I’m starting a new blog with this first postings knowing full well it’s a continuation of what I was doing earlier but stopped because unseen forces entered my life and caused an interruption. But interruption is not the same as full stop. Interruption means we learn to do the same thing a different way. Or perhaps with different people. Or in different places. I was full steam ahead with my former blog when the bottom dropped and as I sat staring at a screen of written words wondering how I was going to get them posted, a good friend comes along and informs me that she’s going to teach me how to do this myself (yes, I am not that computer savvy but am getting better, hence the saying you’re never too old to learn).

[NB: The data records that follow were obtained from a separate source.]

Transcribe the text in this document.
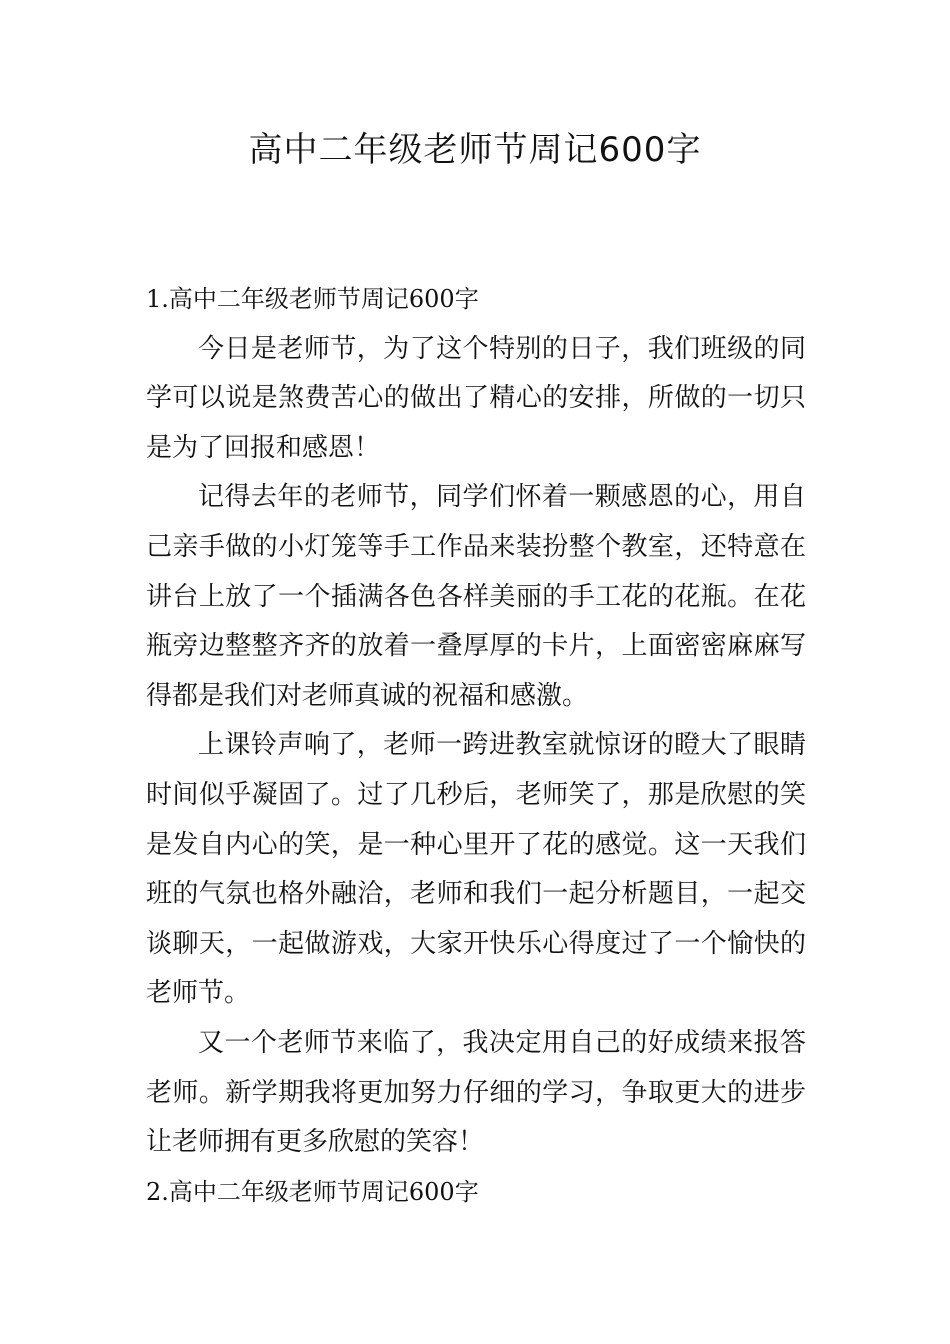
高中二年级老师节周记600字
1.高中二年级老师节周记600字

今日是老师节，为了这个特别的日子，我们班级的同学可以说是煞费苦心的做出了精心的安排，所做的一切只是为了回报和感恩！

记得去年的老师节，同学们怀着一颗感恩的心，用自己亲手做的小灯笼等手工作品来装扮整个教室，还特意在讲台上放了一个插满各色各样美丽的手工花的花瓶。在花瓶旁边整整齐齐的放着一叠厚厚的卡片，上面密密麻麻写得都是我们对老师真诚的祝福和感激。

上课铃声响了，老师一跨进教室就惊讶的瞪大了眼睛时间似乎凝固了。过了几秒后，老师笑了，那是欣慰的笑是发自内心的笑，是一种心里开了花的感觉。这一天我们班的气氛也格外融洽，老师和我们一起分析题目，一起交谈聊天，一起做游戏，大家开快乐心得度过了一个愉快的老师节。

又一个老师节来临了，我决定用自己的好成绩来报答老师。新学期我将更加努力仔细的学习，争取更大的进步让老师拥有更多欣慰的笑容！

2.高中二年级老师节周记600字
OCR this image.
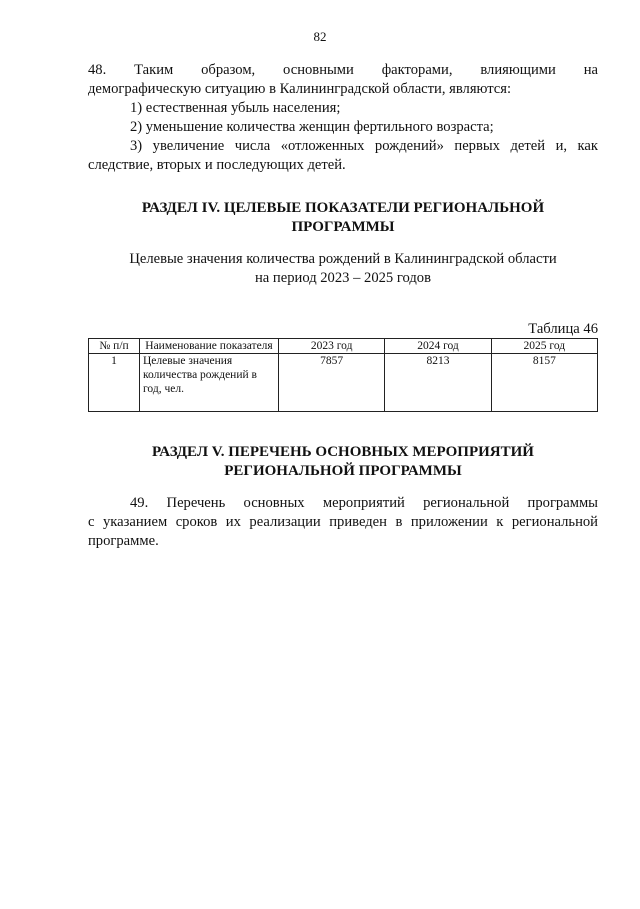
82
48. Таким образом, основными факторами, влияющими на
демографическую ситуацию в Калининградской области, являются:
1) естественная убыль населения;
2) уменьшение количества женщин фертильного возраста;
3) увеличение числа «отложенных рождений» первых детей и, как
следствие, вторых и последующих детей.
РАЗДЕЛ IV. ЦЕЛЕВЫЕ ПОКАЗАТЕЛИ РЕГИОНАЛЬНОЙ
ПРОГРАММЫ
Целевые значения количества рождений в Калининградской области
на период 2023 – 2025 годов
Таблица 46
№ п/п	Наименование показателя	2023 год	2024 год	2025 год
1	Целевые значения количества рождений в год, чел.	7857	8213	8157
РАЗДЕЛ V. ПЕРЕЧЕНЬ ОСНОВНЫХ МЕРОПРИЯТИЙ
РЕГИОНАЛЬНОЙ ПРОГРАММЫ
49. Перечень основных мероприятий региональной программы
с указанием сроков их реализации приведен в приложении к региональной
программе.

But then, what about those things we purposely shove out of our lives only to have them resurrect, seemingly out of the blue, because that original desire was lurking below the surface waiting for the right time to poke us. This happened to me when I landed on the sidewalks of NYC wanting to be involved in the performing arts world of music. A few years after making some menial attempts of making this work, I abandoned it all for a life of survival. I worked in an office, I married, had a child, divorced 27 years later only to then have that old music and writing urge pop back up. That was 40 years later. It was like it never left but this time it came back in a different form but it was still music and it was still writing. How does that happen? Basically it happens because when you have a dream it never goes away no matter what happens in the ensuing years. It’s gonna come back and look you straight in the face and say “I’m baaaaaaack. Of course, I never really left. You just pretended I did.”
And so life goes on. We stop doing things, then we start doing them again realizing the obvious - that it is the same stuff. Are we amazed it works this way? Probably. Should we be? No. It’s how just the Universe, who knows our true desires, works in our lives.
So, today and in this place, I begin again a new blog because it’s want I want to do. I love writing whether it’s blogs, songs, affirmations, books, plays, emails, notes, letters. It is all the same to me. I realized during that lull how much I missed writing and it only took some people nudging me forward again and extending a helping hand. They were my answer and that, too, is how the Universe works. Then sometimes the Universe sends us a surprise fixing that bottom and we can pick up where we left off. In this case, I haven’t had to learn the steps I didn’t know before which allows me the time to still write while learning.
In closing, it might seem that this was about letting you know I am going to be writing again. But it was also a message to you to inform you that tossing your dreams aside and acting as if they mean nothing to you because things became difficult is not going to be an excuse you’re going to be allowed to use. Hey, if I can fess up to my meanderings, you can too and when you’re finished arguing with yourself and convincing yourself that I’m wrong, you can finally get back to what is calling your name. You’ll recognize it when it comes. It’s the same one you heard before but this time it just might be louder. Yeah, the Universe works that way too.